Aku ingin sekali berhenti. Bukannya aku tak pernah mencoba. Aku pernah memutuskan segala hubunganku dengannya di dunia maya. Namun ia yang datang sendiri dan menarikku kembali. Tentu saja, aku luluh. Olehnya. Entah kenapa, aku memang tak pernah bisa berhenti. Selalu saja ada celah baginya untuk masuk. Tidak, ia telah menguasai semuanya. Jadi ia bisa masuk kapan saja ia mau. Salahku memang telah memberikan seutuhnya hatiku padanya.
Lalu aku hanya termangu. Sesekali menghela nafas panjang yang sarat dengan keputusasaan. Kadang, selama menguntit kehidupan mayanya aku bahkan lupa untuk bernapas. Saking terpukulnya.
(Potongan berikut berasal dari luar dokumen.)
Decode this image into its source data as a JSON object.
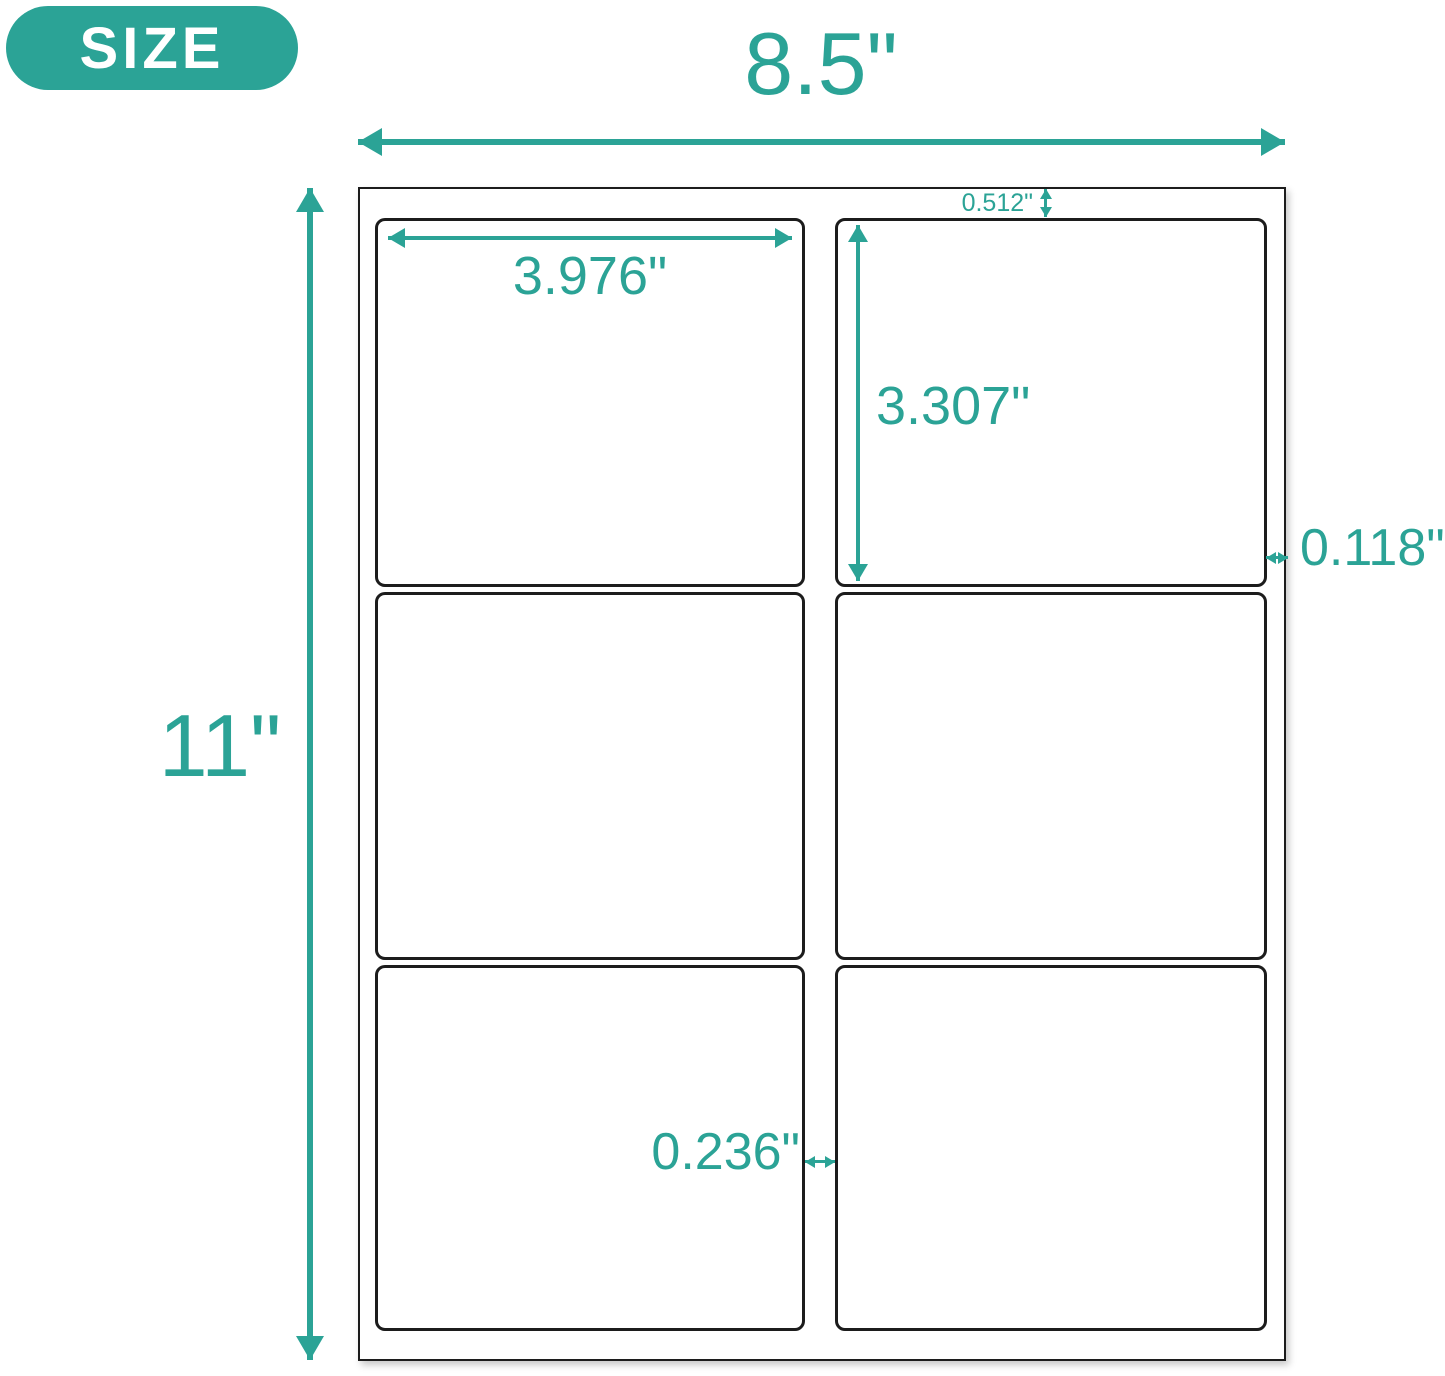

Saking mirisnya pada keadaanku. Saking tak tau harus berbuat apa agi. Sungguh, aku ingin berhenti. Namun aku benar-benar tidak bisa. Lebih tepatnya, aku tak rela. Aku tak rela ia berlalu begitu saja setelah apa yang pernah dilakukannya. Aku hanya ingin dia kembali. Seperti dulu. Sesederhana itu.